Archeological findings indicate that St. Jacob's Well has been attracting visitors since prehistoric times. Even during the dust bowl days, this well has not been known to go dry. It is indeed an oasis in what early explorers called "The Great American Desert." It is easy to imagine the Indians of the plains stopping here regularly, as well as westward bound explorers and pioneers. It is located within the Big Basin Prairie Preserve in what is known as Little Basin. From the parking lot, there is a somewhat primitive path down to the well.

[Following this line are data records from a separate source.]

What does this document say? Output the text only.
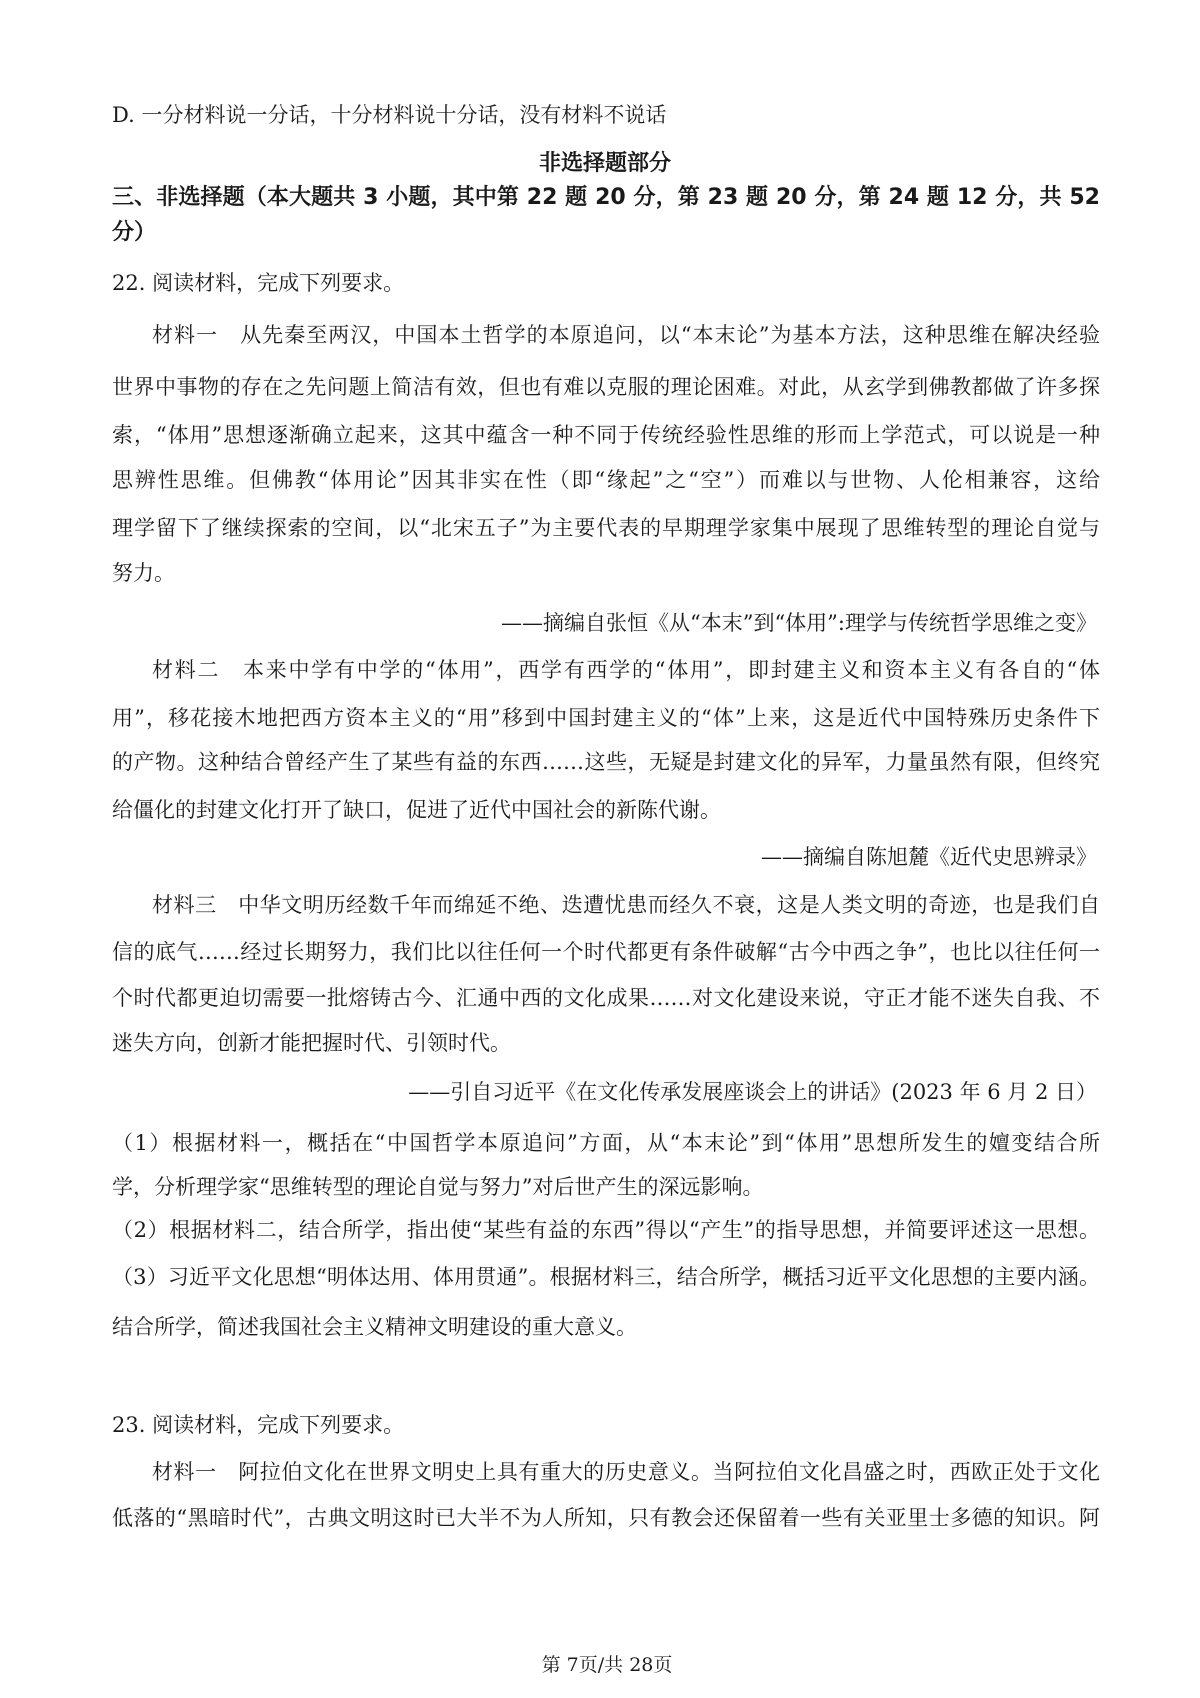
D. 一分材料说一分话，十分材料说十分话，没有材料不说话
非选择题部分
三、非选择题（本大题共 3 小题，其中第 22 题 20 分，第 23 题 20 分，第 24 题 12 分，共 52
分）
22. 阅读材料，完成下列要求。
材料一　从先秦至两汉，中国本土哲学的本原追问，以“本末论”为基本方法，这种思维在解决经验
世界中事物的存在之先问题上简洁有效，但也有难以克服的理论困难。对此，从玄学到佛教都做了许多探
索，“体用”思想逐渐确立起来，这其中蕴含一种不同于传统经验性思维的形而上学范式，可以说是一种
思辨性思维。但佛教“体用论”因其非实在性（即“缘起”之“空”）而难以与世物、人伦相兼容，这给
理学留下了继续探索的空间，以“北宋五子”为主要代表的早期理学家集中展现了思维转型的理论自觉与
努力。
——摘编自张恒《从“本末”到“体用”:理学与传统哲学思维之变》
材料二　本来中学有中学的“体用”，西学有西学的“体用”，即封建主义和资本主义有各自的“体
用”，移花接木地把西方资本主义的“用”移到中国封建主义的“体”上来，这是近代中国特殊历史条件下
的产物。这种结合曾经产生了某些有益的东西……这些，无疑是封建文化的异军，力量虽然有限，但终究
给僵化的封建文化打开了缺口，促进了近代中国社会的新陈代谢。
——摘编自陈旭麓《近代史思辨录》
材料三　中华文明历经数千年而绵延不绝、迭遭忧患而经久不衰，这是人类文明的奇迹，也是我们自
信的底气……经过长期努力，我们比以往任何一个时代都更有条件破解“古今中西之争”，也比以往任何一
个时代都更迫切需要一批熔铸古今、汇通中西的文化成果……对文化建设来说，守正才能不迷失自我、不
迷失方向，创新才能把握时代、引领时代。
——引自习近平《在文化传承发展座谈会上的讲话》(2023 年 6 月 2 日）
（1）根据材料一，概括在“中国哲学本原追问”方面，从“本末论”到“体用”思想所发生的嬗变结合所
学，分析理学家“思维转型的理论自觉与努力”对后世产生的深远影响。
（2）根据材料二，结合所学，指出使“某些有益的东西”得以“产生”的指导思想，并简要评述这一思想。
（3）习近平文化思想“明体达用、体用贯通”。根据材料三，结合所学，概括习近平文化思想的主要内涵。
结合所学，简述我国社会主义精神文明建设的重大意义。
23. 阅读材料，完成下列要求。
材料一　阿拉伯文化在世界文明史上具有重大的历史意义。当阿拉伯文化昌盛之时，西欧正处于文化
低落的“黑暗时代”，古典文明这时已大半不为人所知，只有教会还保留着一些有关亚里士多德的知识。阿
第 7页/共 28页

1800 unspoiled acres of mixed grass prairie. A sinkhole that's 100 foot deep and a mile wide. Prairie vistas. A vast blue sky. Unfettered wind. Bison and deer roaming free. A lonely windmill creaking in the breeze. A well that has never run dry. But above all - you notice the solitude, you feel yourself to be a part of nature when you can see from horizon to horizon, and if you will allow yourself - you can feel the hand of The Creator.
Big Basin Prairie Preserve is located in a remote region of Clark County in southwest Kansas. I'm certain it's safe to say that few Kansas have even visited this unheralded landmark. More's the pity. From the intersection of US highways 160 and 283 (west of Ashland or East of Meade, Kansas) the entrance to the preserve is 2 3/4 miles north.